200 hurt in Dhaka as Islamist bodies protest law for women

April 12th, 2008 - 2:30 pm ICT by admin  


Dhaka, April 12 (IANS) Bangladesh’s top judge and an Indian jurist have come out strongly in support of a move to formulate a law to ensure equal rights for women even as Islamist bodies termed it “anti-Quran” and clashed on the streets, leaving 200 wounded. “Women are about a half of the total population. Hence, their demand for equal rights is logical. Then why are various incidents taking place now on the issue?” Chief Justice M. Ruhul Amin remarked at a seminar Friday as protests entered the second day.

He said: “The demand for equal rights for women in every aspect of life is logical.”

Ombudsman of West Bengal, Samaresh Banerjee, who addressed the event as the guest of honour, said judicial systems in South Asian countries are not well equipped to deal with crimes on gender issues.

“Gender justice is a new jurisprudence all over the world,” Banerjee said, underscoring the need for initiating judicial education on gender issues in the eight member countries of the South Asian Association for Regional Cooperation (Saarc).

Meanwhile, the police battled protestors in Dhaka and the Chittagong port city, the United News of Bangladesh (UNB) news agency said.

Bangladesh’s Ismalist bodies that have forged a front are protesting the recently announced national women development policy.

The marchers outside Dhaka’s Baitul Mukarram mosque chanted slogans demanding the resignation of Women and Children Affairs Adviser Rasheda K. Chowdhury and of the interim government of Chief Advisor Fakhruddin Ahmed.

Three members of Islamist outfits beat up a policeman after the cop fell behind his retreating colleagues who chased the agitators near the mosque, The Daily Star newspaper said Saturday.

The police used batons and fired rubber bullets and tear gas to break up the demonstrations.
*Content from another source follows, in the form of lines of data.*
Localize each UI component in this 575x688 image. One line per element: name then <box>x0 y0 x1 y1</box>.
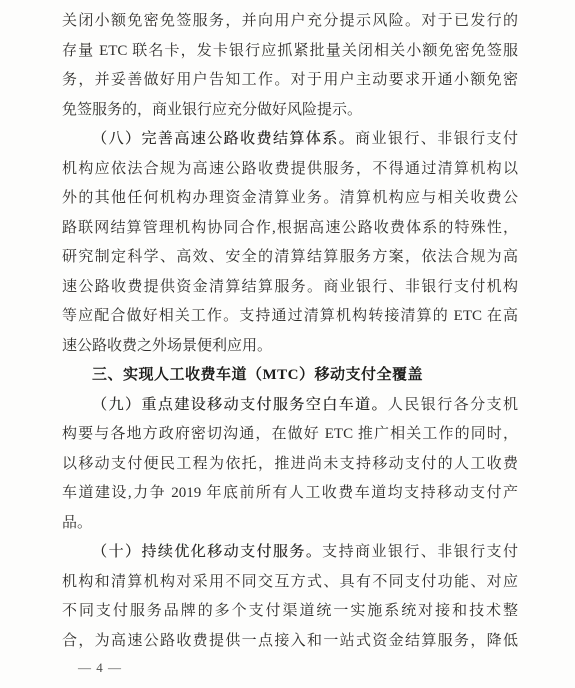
paragraph-text: 人民银行各分支机 <box>388 397 518 413</box>
text-line: 车道建设,力争 2019 年底前所有人工收费车道均支持移动支付产 <box>62 479 518 509</box>
text-line: 机构应依法合规为高速公路收费提供服务，不得通过清算机构以 <box>62 155 518 185</box>
paragraph-lead: （九）重点建设移动支付服务空白车道。 <box>92 397 388 413</box>
document-page: 关闭小额免密免签服务，并向用户充分提示风险。对于已发行的 存量 ETC 联名卡，… <box>0 0 575 688</box>
document-body: 关闭小额免密免签服务，并向用户充分提示风险。对于已发行的 存量 ETC 联名卡，… <box>62 7 518 656</box>
text-line: 合，为高速公路收费提供一点接入和一站式资金结算服务，降低 <box>62 627 518 657</box>
text-line: 研究制定科学、高效、安全的清算结算服务方案，依法合规为高 <box>62 243 518 273</box>
text-line: 速公路收费提供资金清算结算服务。商业银行、非银行支付机构 <box>62 273 518 303</box>
text-line: 路联网结算管理机构协同合作,根据高速公路收费体系的特殊性， <box>62 214 518 244</box>
text-line: 关闭小额免密免签服务，并向用户充分提示风险。对于已发行的 <box>62 7 518 37</box>
text-line: 构要与各地方政府密切沟通，在做好 ETC 推广相关工作的同时， <box>62 420 518 450</box>
paragraph-text: 商业银行、非银行支付 <box>355 131 518 147</box>
paragraph-start-line: （十）持续优化移动支付服务。支持商业银行、非银行支付 <box>62 538 518 568</box>
paragraph-lead: （十）持续优化移动支付服务。 <box>92 544 322 560</box>
paragraph-text: 支持商业银行、非银行支付 <box>322 544 518 560</box>
text-line: 务，并妥善做好用户告知工作。对于用户主动要求开通小额免密 <box>62 66 518 96</box>
paragraph-lead: （八）完善高速公路收费结算体系。 <box>92 131 355 147</box>
text-line: 速公路收费之外场景便利应用。 <box>62 332 518 362</box>
text-line: 不同支付服务品牌的多个支付渠道统一实施系统对接和技术整 <box>62 597 518 627</box>
text-line: 品。 <box>62 509 518 539</box>
page-number: — 4 — <box>78 660 518 676</box>
text-line: 存量 ETC 联名卡，发卡银行应抓紧批量关闭相关小额免密免签服 <box>62 37 518 67</box>
text-line: 免签服务的，商业银行应充分做好风险提示。 <box>62 96 518 126</box>
text-line: 外的其他任何机构办理资金清算业务。清算机构应与相关收费公 <box>62 184 518 214</box>
text-line: 以移动支付便民工程为依托，推进尚未支持移动支付的人工收费 <box>62 450 518 480</box>
text-line: 机构和清算机构对采用不同交互方式、具有不同支付功能、对应 <box>62 568 518 598</box>
section-heading: 三、实现人工收费车道（MTC）移动支付全覆盖 <box>62 361 518 391</box>
text-line: 等应配合做好相关工作。支持通过清算机构转接清算的 ETC 在高 <box>62 302 518 332</box>
paragraph-start-line: （九）重点建设移动支付服务空白车道。人民银行各分支机 <box>62 391 518 421</box>
paragraph-start-line: （八）完善高速公路收费结算体系。商业银行、非银行支付 <box>62 125 518 155</box>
At least 52 policemen and five journalists were injured.

Hundreds of people who had gone to the mosque for Friday prayers were trapped inside.

Chief Adviser Ahmed, performing the prime ministerial functions, announced the National Women Development Policy-2008 on March 8, triggering protests from Islamist organisations.

Since then, some radical groups have been claiming that the policy gives equal inheritance rights to men and women, while the government maintained there is no such provision.

In efforts to scotch the discontent, four advisers of the caretaker government met Islamist leaders on March 27 and formed a review committee headed by the acting Khatib of Baitul Mukarram Mosque.

A report by the committee is due by April 16.